Шумное сборище в амфитеатре пребывало там до полудня, затем Цезарь пожелал осмотреть главную площадь Цезены и расположенные вокруг нее храмы, бани, базилики и здания магистратур. Цезена, как и любая италийская муниципия, имела свое собственное внутреннее управление. Форма этого управления определялась римским сенатом применительно к обычаям и нуждам каждой местности. В греческих городах на юге Италии римляне сохранили давно действующие там местные институты власти, основанные на выборности всех чиновников при главенствующей роли народного собрания. На землях галлов, лигурийцев, бруттиев и мессапов на местах всем заправляли родовые вожди и советы старейшин. В латинских колониях, вроде Цезены, соблюдались формы суда и местной власти, какими они были в Риме. Высшие власти в Риме не занимались нуждами кварталов и трущоб, это было в ведении преторов, префектов и эдилов.
Жители муниципий имели полные права римского гражданства, то есть всякий гражданин Цезены мог свободно приехать в Рим, чтобы поучаствовать в народном собрании или в выборах магистратов. Более того, любой из граждан Цезены имел право выставить свою кандидатуру на выборах любого уровня в Риме. Правда, одного желания кандидата тут было мало. Нужна была еще моральная и денежная поддержка влиятельных лиц в столице, ибо группировки нобилей ревностно следили за тем, чтобы высшие должности в государстве занимали их выдвиженцы. В свое время таким же образом сделали политическую карьеру Помпей и Цезарь. Первый достиг высот власти и нынешнего могущества, опираясь на оптиматов, римских патрициев – поборников консервативной политики сената, стремившихся сохранить аристократическую республику. Второй выдвинулся в верхи благодаря поддержке популяров, которые стремились укрепить власть народного собрания и народных трибунов в противовес сенату. В число популяров входили обогатившиеся плебеи, разорившиеся патриции, прибывшие в столицу провинциалы и вообще авантюристы всех мастей, основной идеей которых было уничтожение крупного землевладения, ростовщичества и восстановление «республики предков».
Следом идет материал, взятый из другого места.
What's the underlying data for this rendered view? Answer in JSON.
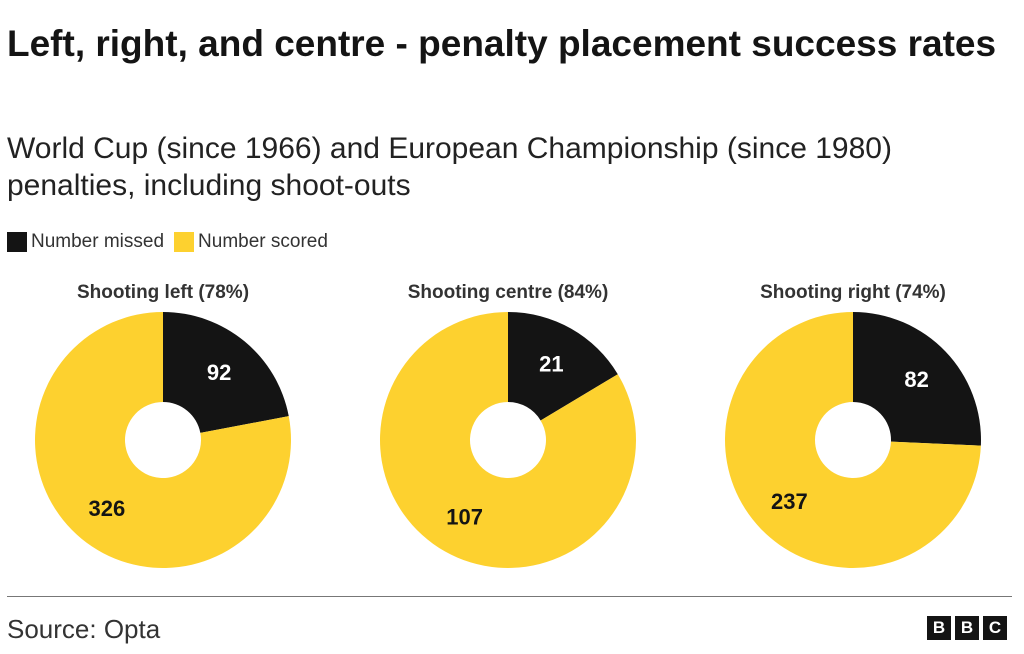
{
  "header": {
    "title": "Left, right, and centre - penalty placement success rates",
    "subtitle": "World Cup (since 1966) and European Championship (since 1980) penalties, including shoot-outs"
  },
  "legend": {
    "items": [
      {
        "label": "Number missed",
        "color": "#141414"
      },
      {
        "label": "Number scored",
        "color": "#FDD12F"
      }
    ]
  },
  "chart_data": [
    {
      "type": "pie",
      "title": "Shooting left (78%)",
      "categories": [
        "Number missed",
        "Number scored"
      ],
      "values": [
        92,
        326
      ],
      "colors": [
        "#141414",
        "#FDD12F"
      ]
    },
    {
      "type": "pie",
      "title": "Shooting centre (84%)",
      "categories": [
        "Number missed",
        "Number scored"
      ],
      "values": [
        21,
        107
      ],
      "colors": [
        "#141414",
        "#FDD12F"
      ]
    },
    {
      "type": "pie",
      "title": "Shooting right (74%)",
      "categories": [
        "Number missed",
        "Number scored"
      ],
      "values": [
        82,
        237
      ],
      "colors": [
        "#141414",
        "#FDD12F"
      ]
    }
  ],
  "footer": {
    "source": "Source: Opta",
    "logo_letters": [
      "B",
      "B",
      "C"
    ]
  }
}
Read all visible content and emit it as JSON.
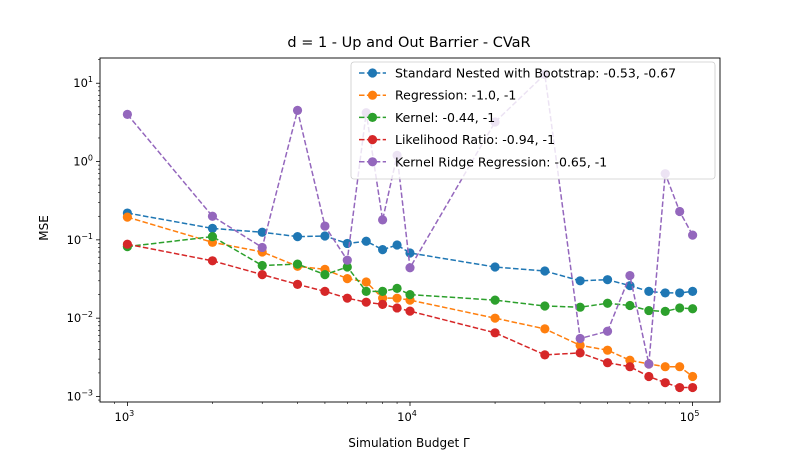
{
  "chart_data": {
    "type": "line",
    "title": "d = 1 - Up and Out Barrier - CVaR",
    "xlabel": "Simulation Budget Γ",
    "ylabel": "MSE",
    "xscale": "log",
    "yscale": "log",
    "xlim": [
      800,
      125000
    ],
    "ylim": [
      0.00085,
      21
    ],
    "x_ticks": [
      {
        "value": 1000,
        "base": "10",
        "exp": "3"
      },
      {
        "value": 10000,
        "base": "10",
        "exp": "4"
      },
      {
        "value": 100000,
        "base": "10",
        "exp": "5"
      }
    ],
    "y_ticks": [
      {
        "value": 0.001,
        "base": "10",
        "exp": "−3"
      },
      {
        "value": 0.01,
        "base": "10",
        "exp": "−2"
      },
      {
        "value": 0.1,
        "base": "10",
        "exp": "−1"
      },
      {
        "value": 1,
        "base": "10",
        "exp": "0"
      },
      {
        "value": 10,
        "base": "10",
        "exp": "1"
      }
    ],
    "grid": false,
    "legend_position": "top-right",
    "x": [
      1000,
      2000,
      3000,
      4000,
      5000,
      6000,
      7000,
      8000,
      9000,
      10000,
      20000,
      30000,
      40000,
      50000,
      60000,
      70000,
      80000,
      90000,
      100000
    ],
    "series": [
      {
        "name": "Standard Nested with Bootstrap: -0.53, -0.67",
        "color": "#1f77b4",
        "values": [
          0.22,
          0.14,
          0.125,
          0.11,
          0.112,
          0.09,
          0.096,
          0.075,
          0.086,
          0.068,
          0.045,
          0.04,
          0.03,
          0.031,
          0.026,
          0.022,
          0.021,
          0.021,
          0.022
        ]
      },
      {
        "name": "Regression: -1.0, -1",
        "color": "#ff7f0e",
        "values": [
          0.195,
          0.093,
          0.07,
          0.046,
          0.042,
          0.032,
          0.029,
          0.018,
          0.018,
          0.017,
          0.01,
          0.0073,
          0.0045,
          0.0039,
          0.0029,
          0.0026,
          0.0024,
          0.0024,
          0.0018
        ]
      },
      {
        "name": "Kernel: -0.44, -1",
        "color": "#2ca02c",
        "values": [
          0.082,
          0.11,
          0.047,
          0.049,
          0.036,
          0.045,
          0.022,
          0.022,
          0.024,
          0.02,
          0.017,
          0.0143,
          0.0138,
          0.0155,
          0.0145,
          0.0125,
          0.0122,
          0.0135,
          0.0132
        ]
      },
      {
        "name": "Likelihood Ratio: -0.94, -1",
        "color": "#d62728",
        "values": [
          0.088,
          0.054,
          0.036,
          0.027,
          0.022,
          0.018,
          0.016,
          0.015,
          0.0135,
          0.0123,
          0.0065,
          0.0034,
          0.0036,
          0.0027,
          0.0024,
          0.0018,
          0.0015,
          0.0013,
          0.0013
        ]
      },
      {
        "name": "Kernel Ridge Regression: -0.65, -1",
        "color": "#9467bd",
        "values": [
          4.0,
          0.2,
          0.08,
          4.5,
          0.15,
          0.055,
          4.2,
          0.18,
          1.2,
          0.044,
          3.2,
          13.0,
          0.0055,
          0.0068,
          0.035,
          0.0026,
          0.7,
          0.23,
          0.115
        ]
      }
    ]
  }
}
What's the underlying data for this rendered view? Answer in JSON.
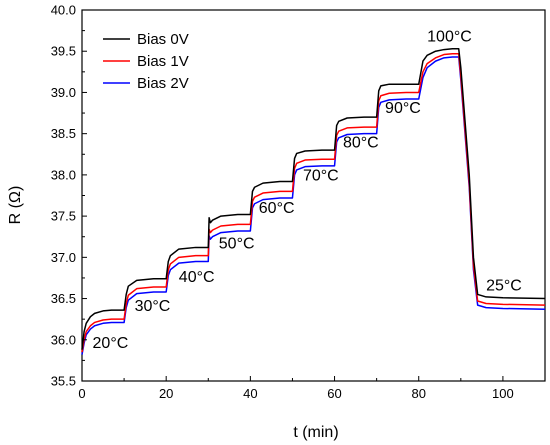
{
  "chart_data": {
    "type": "line",
    "title": "",
    "xlabel": "t (min)",
    "ylabel": "R (Ω)",
    "xlim": [
      0,
      110
    ],
    "ylim": [
      35.5,
      40.0
    ],
    "x_ticks": [
      0,
      20,
      40,
      60,
      80,
      100
    ],
    "y_ticks": [
      35.5,
      36.0,
      36.5,
      37.0,
      37.5,
      38.0,
      38.5,
      39.0,
      39.5,
      40.0
    ],
    "grid": false,
    "legend_position": "top-left",
    "series": [
      {
        "name": "Bias 0V",
        "color": "#000000",
        "x": [
          0,
          0.5,
          1,
          2,
          3,
          5,
          7,
          10,
          10.5,
          11,
          13,
          17,
          20,
          20.5,
          21,
          23,
          27,
          30,
          30.2,
          30.5,
          31,
          33,
          37,
          40,
          40.5,
          41,
          43,
          47,
          50,
          50.5,
          51,
          53,
          57,
          60,
          60.5,
          61,
          63,
          67,
          70,
          70.5,
          71,
          73,
          77,
          80,
          81,
          82,
          84,
          86,
          88,
          89.5,
          90,
          92,
          93,
          94,
          96,
          100,
          110
        ],
        "values": [
          35.88,
          36.1,
          36.2,
          36.28,
          36.32,
          36.35,
          36.36,
          36.36,
          36.55,
          36.65,
          36.72,
          36.74,
          36.74,
          36.95,
          37.02,
          37.1,
          37.12,
          37.12,
          37.48,
          37.42,
          37.45,
          37.5,
          37.52,
          37.52,
          37.8,
          37.85,
          37.9,
          37.92,
          37.92,
          38.2,
          38.26,
          38.29,
          38.3,
          38.3,
          38.6,
          38.65,
          38.69,
          38.7,
          38.7,
          39.02,
          39.08,
          39.1,
          39.1,
          39.1,
          39.38,
          39.45,
          39.5,
          39.52,
          39.53,
          39.53,
          39.3,
          38.0,
          37.0,
          36.55,
          36.52,
          36.51,
          36.5
        ]
      },
      {
        "name": "Bias 1V",
        "color": "#ff0000",
        "x": [
          0,
          0.5,
          1,
          2,
          3,
          5,
          7,
          10,
          10.5,
          11,
          13,
          17,
          20,
          20.5,
          21,
          23,
          27,
          30,
          30.2,
          30.5,
          31,
          33,
          37,
          40,
          40.5,
          41,
          43,
          47,
          50,
          50.5,
          51,
          53,
          57,
          60,
          60.5,
          61,
          63,
          67,
          70,
          70.5,
          71,
          73,
          77,
          80,
          81,
          82,
          84,
          86,
          88,
          89.5,
          90,
          92,
          93,
          94,
          96,
          100,
          110
        ],
        "values": [
          35.85,
          36.0,
          36.1,
          36.17,
          36.21,
          36.24,
          36.25,
          36.25,
          36.44,
          36.54,
          36.62,
          36.64,
          36.64,
          36.85,
          36.92,
          37.0,
          37.02,
          37.02,
          37.34,
          37.3,
          37.33,
          37.38,
          37.4,
          37.4,
          37.68,
          37.73,
          37.78,
          37.8,
          37.8,
          38.08,
          38.14,
          38.18,
          38.19,
          38.19,
          38.48,
          38.53,
          38.57,
          38.58,
          38.58,
          38.9,
          38.96,
          38.99,
          39.0,
          39.0,
          39.25,
          39.35,
          39.42,
          39.46,
          39.47,
          39.47,
          39.2,
          37.9,
          36.9,
          36.47,
          36.44,
          36.43,
          36.42
        ]
      },
      {
        "name": "Bias 2V",
        "color": "#0000ff",
        "x": [
          0,
          0.5,
          1,
          2,
          3,
          5,
          7,
          10,
          10.5,
          11,
          13,
          17,
          20,
          20.5,
          21,
          23,
          27,
          30,
          30.2,
          30.5,
          31,
          33,
          37,
          40,
          40.5,
          41,
          43,
          47,
          50,
          50.5,
          51,
          53,
          57,
          60,
          60.5,
          61,
          63,
          67,
          70,
          70.5,
          71,
          73,
          77,
          80,
          81,
          82,
          84,
          86,
          88,
          89.5,
          90,
          92,
          93,
          94,
          96,
          100,
          110
        ],
        "values": [
          35.82,
          35.96,
          36.06,
          36.13,
          36.17,
          36.2,
          36.21,
          36.21,
          36.39,
          36.48,
          36.56,
          36.58,
          36.58,
          36.78,
          36.85,
          36.93,
          36.95,
          36.95,
          37.26,
          37.22,
          37.25,
          37.3,
          37.32,
          37.32,
          37.6,
          37.65,
          37.7,
          37.72,
          37.72,
          38.0,
          38.06,
          38.1,
          38.11,
          38.11,
          38.4,
          38.45,
          38.49,
          38.5,
          38.5,
          38.82,
          38.88,
          38.91,
          38.92,
          38.92,
          39.18,
          39.3,
          39.38,
          39.42,
          39.43,
          39.43,
          39.15,
          37.85,
          36.85,
          36.42,
          36.39,
          36.38,
          36.37
        ]
      }
    ],
    "annotations": [
      {
        "text": "20°C",
        "x": 2.5,
        "y": 35.9
      },
      {
        "text": "30°C",
        "x": 12.5,
        "y": 36.35
      },
      {
        "text": "40°C",
        "x": 23,
        "y": 36.7
      },
      {
        "text": "50°C",
        "x": 32.5,
        "y": 37.11
      },
      {
        "text": "60°C",
        "x": 42,
        "y": 37.54
      },
      {
        "text": "70°C",
        "x": 52.5,
        "y": 37.93
      },
      {
        "text": "80°C",
        "x": 62,
        "y": 38.33
      },
      {
        "text": "90°C",
        "x": 72,
        "y": 38.75
      },
      {
        "text": "100°C",
        "x": 82,
        "y": 39.62
      },
      {
        "text": "25°C",
        "x": 96,
        "y": 36.6
      }
    ]
  }
}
Толкаясь возле Цезаря со своими прошениями, знатные граждане Цезены также наперебой предлагали ему свои услуги, набиваясь в клиенты. Иметь такого влиятельного патрона, как Цезарь, для любого провинциала было огромной удачей. Цезарь, понимая, что чем больше у него будет клиентов, обладающих гражданскими правами, тем вернее он станет набирать голоса в народном собрании, никому не отказывал в желании принести ему клиентскую присягу. Всех желающих заносили в особый список, дабы в определенный день и час провести над ними процедуру вступления под покровительство патрона.
Я тоже подумывал о том, чтобы стать клиентом Цезаря, но решил до поры до времени не спешить с этим. Все-таки клиентская зависимость неизбежно понизит мой социальный статус в глазах Цезаря, рассудил я. Это может помешать мне в дальнейших действиях, так как ограничит мою личную свободу.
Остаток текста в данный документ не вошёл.